Two of my cousins went to Berkshire and they loved it! They both struggled with LD and found lots of support there. They were well prepared for college when the time came. I wish it was not so far away for us. The time and distance would be an issue, especially with an older brother who may be in a mid Atlantic BS. There are many great schools in New England that it makes me wish we lived in that area of the East Coast.
Pennington School in NJ offers pretty comprehensive academic support.
Our partial list last year for an arty outdoorsy girl with mild LDs who needs some support but is also a strong student created with help from our consultant. These schools are all “mixed” - not solely LD - and offer at least some support, most offer a menu of options from daily to bi-weekly. Many here but not all lean towards casual and/or progressive :
Williston North Hampton
NMH (best for support “light” imho but no extra fee and one of my fav schools)
Of the ones we toured, Dublin impressed us and daughter chose tiny underdog Darrow where she is having a good experience. I toured Proctor and Berkshire with my older daughter as well who did have an LD but did not need support beyond subject tutoring, and has since graduated from NMH. There is a wide range of acceptance rates at the above schools too so a little something for everyone. Happy hunting!
Thank you, these posts are all very helpful!

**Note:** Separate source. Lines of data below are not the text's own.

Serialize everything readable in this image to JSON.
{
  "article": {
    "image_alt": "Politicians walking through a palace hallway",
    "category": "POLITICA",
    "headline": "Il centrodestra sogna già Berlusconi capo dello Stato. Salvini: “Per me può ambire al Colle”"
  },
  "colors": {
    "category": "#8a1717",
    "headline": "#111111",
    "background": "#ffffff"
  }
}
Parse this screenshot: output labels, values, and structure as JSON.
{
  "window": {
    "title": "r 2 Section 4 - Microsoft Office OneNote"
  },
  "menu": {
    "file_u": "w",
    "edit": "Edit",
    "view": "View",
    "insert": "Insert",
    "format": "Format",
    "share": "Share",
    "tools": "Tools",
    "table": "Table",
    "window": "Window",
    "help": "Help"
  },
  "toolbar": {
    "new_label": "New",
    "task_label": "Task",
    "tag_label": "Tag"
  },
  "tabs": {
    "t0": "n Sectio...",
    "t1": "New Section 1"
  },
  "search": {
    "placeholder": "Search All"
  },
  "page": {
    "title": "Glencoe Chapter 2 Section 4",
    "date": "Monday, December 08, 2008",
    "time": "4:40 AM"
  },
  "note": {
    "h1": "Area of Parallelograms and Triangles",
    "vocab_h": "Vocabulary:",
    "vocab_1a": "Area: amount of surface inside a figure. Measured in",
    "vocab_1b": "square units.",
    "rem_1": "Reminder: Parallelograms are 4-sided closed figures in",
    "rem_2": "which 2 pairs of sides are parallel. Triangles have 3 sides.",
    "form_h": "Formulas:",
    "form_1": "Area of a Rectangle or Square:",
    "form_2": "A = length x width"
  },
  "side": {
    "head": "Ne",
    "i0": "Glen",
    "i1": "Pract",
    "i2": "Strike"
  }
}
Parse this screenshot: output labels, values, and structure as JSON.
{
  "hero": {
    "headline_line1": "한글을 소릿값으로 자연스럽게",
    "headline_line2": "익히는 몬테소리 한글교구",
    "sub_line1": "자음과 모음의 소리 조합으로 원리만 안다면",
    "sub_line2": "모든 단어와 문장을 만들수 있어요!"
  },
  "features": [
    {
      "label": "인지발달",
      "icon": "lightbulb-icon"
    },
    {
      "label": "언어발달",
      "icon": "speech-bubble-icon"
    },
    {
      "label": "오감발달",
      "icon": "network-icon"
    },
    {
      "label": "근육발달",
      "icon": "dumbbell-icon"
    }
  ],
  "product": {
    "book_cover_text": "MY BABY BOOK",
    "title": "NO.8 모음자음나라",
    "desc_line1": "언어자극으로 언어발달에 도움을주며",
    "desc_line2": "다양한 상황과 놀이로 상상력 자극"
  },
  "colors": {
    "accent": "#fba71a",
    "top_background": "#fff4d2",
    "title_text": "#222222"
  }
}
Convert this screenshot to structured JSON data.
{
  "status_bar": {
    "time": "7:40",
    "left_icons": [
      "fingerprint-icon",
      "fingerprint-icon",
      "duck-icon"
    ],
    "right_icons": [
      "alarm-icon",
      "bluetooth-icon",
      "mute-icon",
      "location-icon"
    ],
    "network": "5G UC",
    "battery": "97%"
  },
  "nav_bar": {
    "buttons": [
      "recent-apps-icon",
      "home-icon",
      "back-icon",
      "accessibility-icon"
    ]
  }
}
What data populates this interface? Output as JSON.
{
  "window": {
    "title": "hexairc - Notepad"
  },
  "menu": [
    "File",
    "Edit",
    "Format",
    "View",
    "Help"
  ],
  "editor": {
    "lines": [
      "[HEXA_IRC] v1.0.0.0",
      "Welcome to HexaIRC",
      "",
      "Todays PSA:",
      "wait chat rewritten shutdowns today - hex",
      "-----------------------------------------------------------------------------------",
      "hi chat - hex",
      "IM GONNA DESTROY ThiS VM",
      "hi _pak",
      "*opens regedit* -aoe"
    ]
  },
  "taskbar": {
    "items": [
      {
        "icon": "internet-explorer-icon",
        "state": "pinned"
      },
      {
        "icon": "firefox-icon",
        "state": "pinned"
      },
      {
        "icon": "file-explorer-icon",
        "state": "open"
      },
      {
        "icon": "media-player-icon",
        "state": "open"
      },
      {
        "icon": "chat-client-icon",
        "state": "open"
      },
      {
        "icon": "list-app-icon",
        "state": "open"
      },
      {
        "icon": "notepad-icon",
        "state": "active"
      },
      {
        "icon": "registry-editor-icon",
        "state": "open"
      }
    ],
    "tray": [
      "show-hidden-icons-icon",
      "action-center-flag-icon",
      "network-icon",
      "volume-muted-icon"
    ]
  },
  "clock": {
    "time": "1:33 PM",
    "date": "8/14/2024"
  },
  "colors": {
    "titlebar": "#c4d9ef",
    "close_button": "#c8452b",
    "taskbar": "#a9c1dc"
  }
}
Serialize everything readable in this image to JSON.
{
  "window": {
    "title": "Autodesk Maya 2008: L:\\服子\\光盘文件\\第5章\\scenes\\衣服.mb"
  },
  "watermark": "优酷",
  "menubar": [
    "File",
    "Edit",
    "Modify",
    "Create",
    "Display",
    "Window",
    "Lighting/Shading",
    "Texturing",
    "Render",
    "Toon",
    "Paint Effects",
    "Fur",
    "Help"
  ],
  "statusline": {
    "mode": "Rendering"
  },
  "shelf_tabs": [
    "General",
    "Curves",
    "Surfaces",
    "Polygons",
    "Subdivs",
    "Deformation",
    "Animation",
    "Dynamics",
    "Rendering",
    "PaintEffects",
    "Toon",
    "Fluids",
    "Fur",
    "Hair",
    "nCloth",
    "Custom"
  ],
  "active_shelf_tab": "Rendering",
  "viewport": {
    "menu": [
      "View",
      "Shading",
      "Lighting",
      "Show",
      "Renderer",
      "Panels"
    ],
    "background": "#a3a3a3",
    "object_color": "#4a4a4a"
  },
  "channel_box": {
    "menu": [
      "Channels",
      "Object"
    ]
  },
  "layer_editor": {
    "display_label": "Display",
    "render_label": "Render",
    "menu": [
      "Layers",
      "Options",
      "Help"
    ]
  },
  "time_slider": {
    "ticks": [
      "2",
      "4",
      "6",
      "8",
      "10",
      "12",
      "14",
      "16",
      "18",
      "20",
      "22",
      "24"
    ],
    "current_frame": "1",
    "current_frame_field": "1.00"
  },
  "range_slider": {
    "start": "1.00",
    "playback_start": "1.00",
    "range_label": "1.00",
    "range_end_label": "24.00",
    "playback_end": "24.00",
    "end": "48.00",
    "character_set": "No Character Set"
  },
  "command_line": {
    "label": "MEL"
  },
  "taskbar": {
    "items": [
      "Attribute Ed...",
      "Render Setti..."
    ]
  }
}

Darrow was a school that caught my attention, I am glad to see @chemmchimney has a daughter there who is doing well. Millbrook also looks like a possibility, and it looks like Millbrook is practically on the way up to Darrow. I have searched for info on Millbrook on this site, but I don’t think I found any posts of kids or parents of kids who went there.
@dramakid2 I have a friend whose son is graduating from Millbrook this year - he transferred there from Proctor and has been very happy from what I understand.
@chemnchimney - do you know why he was unhappy with Proctor?